BLESSED UNION

Basement Theatre, Lower Greys Ave, Auckland

29/05/2013 - 31/05/2013

Production Details



“To tell you the truth, my mind is already buzzing with ideas. What if we put all the female waiting staff into those pointed hat things with the veil attached?”

Seth and Bronwyn, two computer nerds, are about to tie the knot. The theme for the wedding is medieval. Third cousin and ex-alcoholic, Julia Christine, is in charge of catering, venue-hireage and the troll-shaped cake. Butch Matty is in charge of the stag do, the strippers and getting the groom blotto.
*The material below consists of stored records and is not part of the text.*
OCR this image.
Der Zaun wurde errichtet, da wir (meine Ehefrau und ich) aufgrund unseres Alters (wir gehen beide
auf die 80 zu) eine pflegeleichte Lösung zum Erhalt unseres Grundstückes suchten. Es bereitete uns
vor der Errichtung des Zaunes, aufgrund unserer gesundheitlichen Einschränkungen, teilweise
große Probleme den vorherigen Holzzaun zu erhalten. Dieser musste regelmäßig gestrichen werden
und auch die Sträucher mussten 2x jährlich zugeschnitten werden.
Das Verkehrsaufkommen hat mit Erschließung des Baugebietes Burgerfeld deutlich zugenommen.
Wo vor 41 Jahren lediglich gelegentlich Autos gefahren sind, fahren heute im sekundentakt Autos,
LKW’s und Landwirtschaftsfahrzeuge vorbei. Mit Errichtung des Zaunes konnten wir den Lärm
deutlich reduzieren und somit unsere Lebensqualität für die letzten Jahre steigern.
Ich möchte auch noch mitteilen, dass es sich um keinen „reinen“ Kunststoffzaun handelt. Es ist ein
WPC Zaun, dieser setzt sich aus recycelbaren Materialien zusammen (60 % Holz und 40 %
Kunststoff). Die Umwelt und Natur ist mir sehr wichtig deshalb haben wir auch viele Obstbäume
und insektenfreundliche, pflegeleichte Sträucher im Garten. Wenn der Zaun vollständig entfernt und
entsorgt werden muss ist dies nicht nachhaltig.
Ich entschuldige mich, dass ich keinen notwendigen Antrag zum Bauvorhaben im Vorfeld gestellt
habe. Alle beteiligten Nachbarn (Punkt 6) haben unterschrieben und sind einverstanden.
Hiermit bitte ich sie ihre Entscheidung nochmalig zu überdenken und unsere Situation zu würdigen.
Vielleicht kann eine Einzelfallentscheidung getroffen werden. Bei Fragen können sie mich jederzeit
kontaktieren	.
And sister of the bride, Veronica, is in charge of looking after Granny…
And destroying her sister’s special day…

Written by Thomas Sainsbury – Super City, Dinner with the Devil and Terror Island – and performed by Lee Smith Gibbons ‘ Super City, Timeslow, Apollo 13: Mission Control, comes a solo show about love, hate and shandies.

The Basement Studio
May 29th, 30th, 31st
8:30pm
$15 




Sainsburistic

Review by Nik Smythe 31st May 2013

In my review for the preceding 7pm show, Ernest Rutherford: Everyone Can Science, I discuss how the Basement’s no-risk initiative facilitates more experimental work by minimising the artists’ financial liability.  In the case of Sainsbury & Co, it’s pretty much business as usual, having championed the no-budget MO for well over half a decade now. 

Impressively versatile solo performer Lee Smith Gibbons bursts onto the conventionally minimal set as the first of several distinct characters: fresh-out-of-rehab Julia Christie, on the phone discussing catering for the impending special day with mother-of-the-groom Dee.  From there we are introduced in turn to the said groom-to-be Seth, his best man, the bride, her father and sister, as well as a handful of characters present but not performed. 

The one-person ensemble has a cosmopolitan element: Bronwyn and Veronica’s mother is South African whilst her father’s from London’s East End by the sound of it; meanwhile squawking macho best man Matty is unmistakably Australian.  This may in part be to help identify the various characters, but it certainly fits with our multicultural heritage.

Julia-Christie and Seth share quite similar vernaculars and mannerisms, the main differences being that Julia is considerably more blokish, and as gregarious and confident as Seth is anxious and insecure.  In contrast, impending bride Bronwyn is almost too perfect, as indeed some people seem to be.  Her unequivocal commitment to Seth, as unlikely as it may seem, offers a sense of possibility for the pathologically awkward nerds among us.

Any profundity or apparent purpose for telling this particular story is down to the observer to extrapolate.  There is no ostensible message or patronising moral, we are simply flies on the wall witnessing the unfolding of an auspicious day in the lives of these multiple protagonists.

All the characters, with the exception of the spiteful Veronica, are amiable and sympathetic.  A personal favourite is the girl’s decrepit Grandmother, an extraordinarily well-drawn persona given we don’t actually see her personified; we just relate to her through her relationship with Veronica, lending a necessary redeeming aspect to the self-centred jealous sister.

The remarkable quality of Sainsbury’s writing, well represented by Smith-Gibbons under the sure directing hand of Jessica Joy-Wood, is the way his characters have recognisable traits that border on cliché, yet are altogether totally believable and often surprising.  I’ve seen enough of his plays to know you can never be certain which direction the action might take, or what choices people might make. 

As is the norm with the off-the-cuff never-look-back stylings of Sainsbury’s script work, there’s plenty of room for development and refinement within the structure of this briskly staged theatrical anecdote.  The potential concern with the idea of doing so is how much of the appealing trademark freshness and pseudo-transience could potentially be compromised by fleshing out and/or tightening up the work as it stands.